Mr. Speaker, this government is introducing yet another lousy bill. The government should have done a little more research and consulted experts in the matter to draft a better bill.
However, I do understand this government's intention. It must be said that the members across the way do have a genuine and deep desire to protect victims. All parties in the House can agree on that. There is certainly no disagreement between the government and the official opposition on that.
However, for all their zeal, they still have to do things properly. The government must take into consideration current legislation and even other bills that it has introduced.
It would have made more sense to put some of the provisions of this bill into their bill on the Canadian victims bill of rights. Why did the Conservatives not do that? I do not know.
My colleague from Gatineau, who does an excellent job as our party's justice critic, already mentioned that point. I want to commend her for the excellent job she does. I am honoured to have a colleague like her.
Bill C-48, which the member mentioned, was introduced during the previous Parliament. It amended the Criminal Code and the National Defence Act. Before the 2011 election, the bill had already been passed at third reading on division—not unanimously, as my colleague claimed. That is an important detail.
At the time, Steve Sullivan, who was the first ombudsman for victims of crime and who supports our position, said that the bill was nothing more than smoke and mirrors. If someone is charged with first degree murder, the crown is generally not concerned with less serious offences. When Mr. Olson was found guilty of murdering 11 children, the crown was not concerned with the charges of kidnapping or sexual assault, even though he clearly also committed those crimes. The crown would have had to prove each crime and could have used that to encourage a plea bargain, but it still depends on the judge's willingness to sentence someone to more than 25 years, which Mr. Sullivan thinks is unlikely.
He does not think that many judges would sentence a criminal to life in prison with no chance of parole for 40 years. He does not think that judges would do this. As a caveat, I want to point out that nearly all modern democratic countries offer the possibility of parole.

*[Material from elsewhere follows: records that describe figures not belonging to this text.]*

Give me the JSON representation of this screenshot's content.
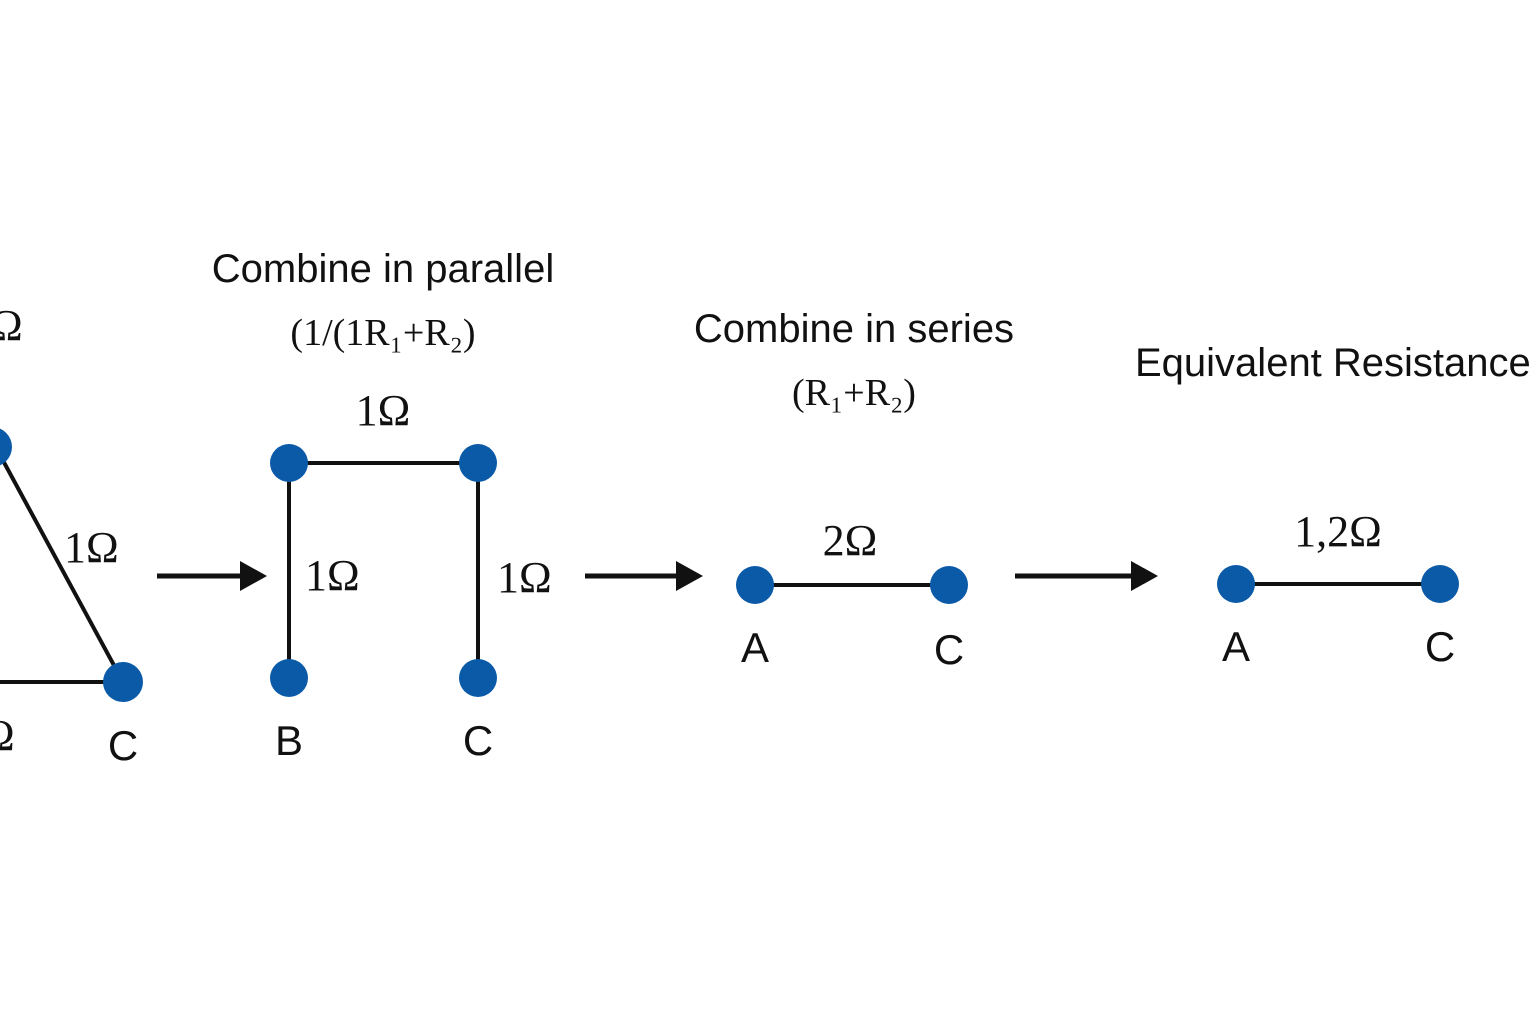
{
  "colors": {
    "node": "#0a5aa8",
    "wire": "#111111",
    "background": "#ffffff"
  },
  "stage1": {
    "res_top_partial": "Ω",
    "res_diagonal": "1Ω",
    "res_bottom_partial": "Ω",
    "label_c": "C"
  },
  "stage2": {
    "heading": "Combine in parallel",
    "formula": "(1/(1R₁+R₂)",
    "res_top": "1Ω",
    "res_left": "1Ω",
    "res_right": "1Ω",
    "label_b": "B",
    "label_c": "C"
  },
  "stage3": {
    "heading": "Combine in series",
    "formula": "(R₁+R₂)",
    "res": "2Ω",
    "label_a": "A",
    "label_c": "C"
  },
  "stage4": {
    "heading": "Equivalent Resistance",
    "res": "1,2Ω",
    "label_a": "A",
    "label_c": "C"
  }
}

In the bill we are examining today, judges retain their discretion, so how is this a solution to the problem the member who introduced this bill is trying to solve?

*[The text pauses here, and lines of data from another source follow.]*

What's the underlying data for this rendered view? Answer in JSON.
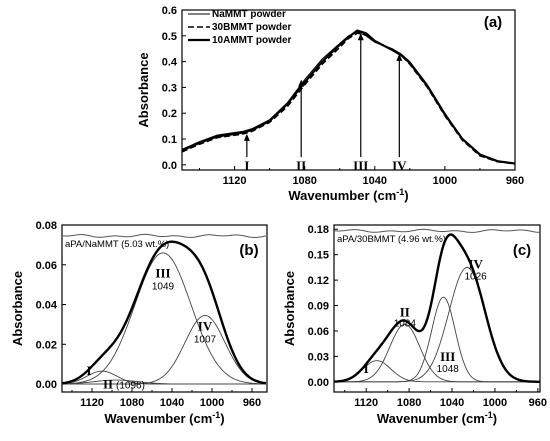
{
  "chart_data": [
    {
      "type": "line",
      "panel_label": "(a)",
      "xlabel": "Wavenumber (cm",
      "xlabel_sup": "-1",
      "xlabel_end": ")",
      "ylabel": "Absorbance",
      "xlim": [
        1150,
        960
      ],
      "ylim": [
        -0.02,
        0.6
      ],
      "xticks": [
        1120,
        1080,
        1040,
        1000,
        960
      ],
      "xtick_labels": [
        "1120",
        "1080",
        "1040",
        "1000",
        "960"
      ],
      "yticks": [
        0.0,
        0.1,
        0.2,
        0.3,
        0.4,
        0.5,
        0.6
      ],
      "ytick_labels": [
        "0.0",
        "0.1",
        "0.2",
        "0.3",
        "0.4",
        "0.5",
        "0.6"
      ],
      "legend_position": "top-left",
      "series": [
        {
          "name": "NaMMT powder",
          "style": "solid-thin",
          "x": [
            1150,
            1140,
            1130,
            1120,
            1115,
            1110,
            1100,
            1090,
            1080,
            1070,
            1060,
            1055,
            1050,
            1045,
            1040,
            1030,
            1025,
            1020,
            1010,
            1000,
            990,
            980,
            970,
            960
          ],
          "y": [
            0.06,
            0.09,
            0.115,
            0.125,
            0.13,
            0.14,
            0.175,
            0.24,
            0.33,
            0.41,
            0.47,
            0.5,
            0.515,
            0.5,
            0.475,
            0.45,
            0.43,
            0.4,
            0.31,
            0.2,
            0.1,
            0.04,
            0.015,
            0.005
          ]
        },
        {
          "name": "30BMMT powder",
          "style": "dashed",
          "x": [
            1150,
            1140,
            1130,
            1120,
            1115,
            1110,
            1100,
            1090,
            1080,
            1070,
            1060,
            1055,
            1050,
            1045,
            1040,
            1030,
            1025,
            1020,
            1010,
            1000,
            990,
            980,
            970,
            960
          ],
          "y": [
            0.05,
            0.08,
            0.105,
            0.115,
            0.12,
            0.13,
            0.165,
            0.225,
            0.31,
            0.39,
            0.455,
            0.49,
            0.51,
            0.505,
            0.48,
            0.445,
            0.425,
            0.39,
            0.3,
            0.19,
            0.095,
            0.035,
            0.012,
            0.004
          ]
        },
        {
          "name": "10AMMT powder",
          "style": "solid-thick",
          "x": [
            1150,
            1140,
            1130,
            1120,
            1115,
            1110,
            1100,
            1090,
            1080,
            1070,
            1060,
            1055,
            1050,
            1045,
            1040,
            1030,
            1025,
            1020,
            1010,
            1000,
            990,
            980,
            970,
            960
          ],
          "y": [
            0.055,
            0.085,
            0.11,
            0.12,
            0.125,
            0.135,
            0.17,
            0.235,
            0.32,
            0.4,
            0.465,
            0.495,
            0.52,
            0.51,
            0.48,
            0.445,
            0.425,
            0.395,
            0.305,
            0.195,
            0.1,
            0.04,
            0.014,
            0.005
          ]
        }
      ],
      "annotations": [
        {
          "label": "I",
          "x": 1113,
          "arrow_from": 0.03,
          "arrow_to": 0.12
        },
        {
          "label": "II",
          "x": 1082,
          "arrow_from": 0.03,
          "arrow_to": 0.33
        },
        {
          "label": "III",
          "x": 1048,
          "arrow_from": 0.03,
          "arrow_to": 0.51
        },
        {
          "label": "IV",
          "x": 1026,
          "arrow_from": 0.03,
          "arrow_to": 0.43
        }
      ]
    },
    {
      "type": "line",
      "panel_label": "(b)",
      "xlabel": "Wavenumber (cm",
      "xlabel_sup": "-1",
      "xlabel_end": ")",
      "ylabel": "Absorbance",
      "xlim": [
        1150,
        945
      ],
      "ylim": [
        -0.004,
        0.08
      ],
      "xticks": [
        1120,
        1080,
        1040,
        1000,
        960
      ],
      "xtick_labels": [
        "1120",
        "1080",
        "1040",
        "1000",
        "960"
      ],
      "yticks": [
        0.0,
        0.02,
        0.04,
        0.06,
        0.08
      ],
      "ytick_labels": [
        "0.00",
        "0.02",
        "0.04",
        "0.06",
        "0.08"
      ],
      "note": "aPA/NaMMT (5.03 wt.%)",
      "reference_level": 0.0745,
      "peaks": [
        {
          "label": "I",
          "value": "",
          "center": 1110,
          "height": 0.0065,
          "width": 15
        },
        {
          "label": "II",
          "value": "(1096)",
          "center": 1096,
          "height": 0.002,
          "width": 22
        },
        {
          "label": "III",
          "value": "1049",
          "center": 1049,
          "height": 0.066,
          "width": 28
        },
        {
          "label": "IV",
          "value": "1007",
          "center": 1007,
          "height": 0.0345,
          "width": 20
        }
      ]
    },
    {
      "type": "line",
      "panel_label": "(c)",
      "xlabel": "Wavenumber (cm",
      "xlabel_sup": "-1",
      "xlabel_end": ")",
      "ylabel": "Absorbance",
      "xlim": [
        1150,
        958
      ],
      "ylim": [
        -0.012,
        0.185
      ],
      "xticks": [
        1120,
        1080,
        1040,
        1000,
        960
      ],
      "xtick_labels": [
        "1120",
        "1080",
        "1040",
        "1000",
        "960"
      ],
      "yticks": [
        0.0,
        0.03,
        0.06,
        0.09,
        0.12,
        0.15,
        0.18
      ],
      "ytick_labels": [
        "0.00",
        "0.03",
        "0.06",
        "0.09",
        "0.12",
        "0.15",
        "0.18"
      ],
      "note": "aPA/30BMMT (4.96 wt.%)",
      "reference_level": 0.178,
      "peaks": [
        {
          "label": "I",
          "value": "",
          "center": 1110,
          "height": 0.025,
          "width": 13
        },
        {
          "label": "II",
          "value": "1084",
          "center": 1084,
          "height": 0.068,
          "width": 14
        },
        {
          "label": "III",
          "value": "1048",
          "center": 1048,
          "height": 0.1,
          "width": 11
        },
        {
          "label": "IV",
          "value": "1026",
          "center": 1026,
          "height": 0.135,
          "width": 17
        }
      ]
    }
  ]
}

Mr. Sullivan also went on to say that, when offenders are sentenced to life in prison without parole for 25 years, it is understood that they will not be granted parole if they represent a danger or a risk.
This affects a very small number of offenders, specifically those who abduct, sexually assault and murder someone. These sordid crimes are rather rare. Mr. Olsen and Mr. Bernardo are examples of offenders who fall into this category. This measure would be used, at the most, only a few times a year, but it would not change anything for the families of victims.
We should listen to the opinion of the former federal ombudsman for victims of crime. It is clear that Mr. Sullivan thinks that this bill does not do enough and would be useless. That is unfortunate.